2. Originally Posted by mandy123
A cylindrical tank with length of 5 ft. and radius 3 ft. is situated with its axis horizontal. If a circular bottom hole with a radius of 1 in. is opened and the tank is initially half full of xylene, how long will it take for the liquid to drain completely?

this is an application of Toricelli's principle ... the speed at which a fluid exits a hole is a function of the height of the fluid above the opening.

$v = \sqrt{2gh}$

further, the rate of change of volume w/r to time has the relationship

$\frac{dV}{dt} = -av$ , where $a$ is the area of the opening.

let $y = 0$ be at the tank's center. the volume of fluid in the tank as a function of the fluid's height above the opening ...

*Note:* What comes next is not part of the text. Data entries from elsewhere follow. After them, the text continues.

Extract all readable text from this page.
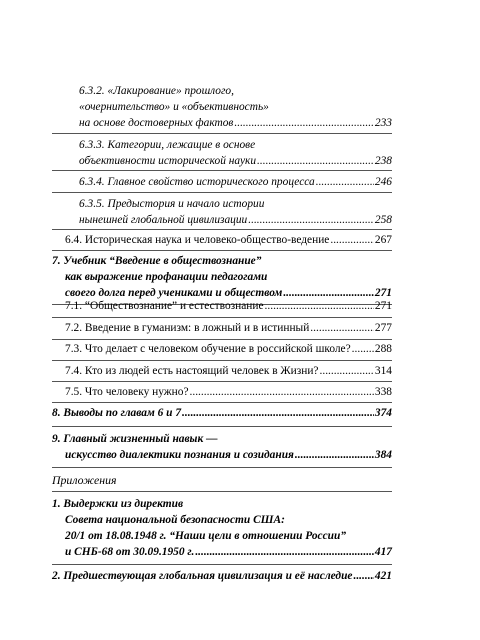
6.3.2. «Лакирование» прошлого,
«очернительство» и «объективность»
на основе достоверных фактов .....	233
6.3.3. Категории, лежащие в основе
объективности исторической науки .....	238
6.3.4. Главное свойство исторического процесса .....	246
6.3.5. Предыстория и начало истории
нынешней глобальной цивилизации .....	258
6.4. Историческая наука и человеко-общество-ведение .....	267
7. Учебник “Введение в обществознание”
как выражение профанации педагогами
своего долга перед учениками и обществом .....	271
7.1. “Обществознание” и естествознание .....	271
7.2. Введение в гуманизм: в ложный и в истинный .....	277
7.3. Что делает с человеком обучение в российской школе? ..... 288
7.4. Кто из людей есть настоящий человек в Жизни? .....	314
7.5. Что человеку нужно? .....	338
8. Выводы по главам 6 и 7 .....	374
9. Главный жизненный навык —
искусство диалектики познания и созидания .....	384
Приложения
1. Выдержки из директив
Совета национальной безопасности США:
20/1 от 18.08.1948 г. “Наши цели в отношении России”
и СНБ-68 от 30.09.1950 г. .....	417
2. Предшествующая глобальная цивилизация и её наследие ..... 421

$V = \int_{-3}^{-3+h} 10\sqrt{9 - y^2} \, dy$

$\frac{dV}{dt} = 10\sqrt{9 - (-3+h)^2} \cdot \frac{dh}{dt}$

$-a\sqrt{2gh} = 10\sqrt{6h-h^2} \cdot \frac{dh}{dt}$

$-\frac{a\sqrt{2g}}{10} \, dt = \sqrt{6-h} \, dh$

$-\frac{a\sqrt{2g}}{10} t + C = -\frac{2}{3}(6-h)^{\frac{3}{2}}$

at $t = 0$, $h = 3$ ... $C = -\frac{2}{3}(3)^{\frac{3}{2}}$

when $h = 0$ ...

$t = \frac{20}{3a\sqrt{2g}}\left[(6)^{\frac{3}{2}} - (3)^{\frac{3}{2}}\right]$

$a = \frac{\pi}{144} \, ft^2$

$g = 32 \, \frac{ft}{s^2}$

$t \approx 363 \, s$ or a little over 6 min.

hope I didn't commit any egregious errors ... I'm sure someone will let us both know if I did.

3. Thank you so much, I thought it had something to do with torricelli's law, but I had no clue as where to start, but you explained it very well, and it makes more sense!!! Thanks!!!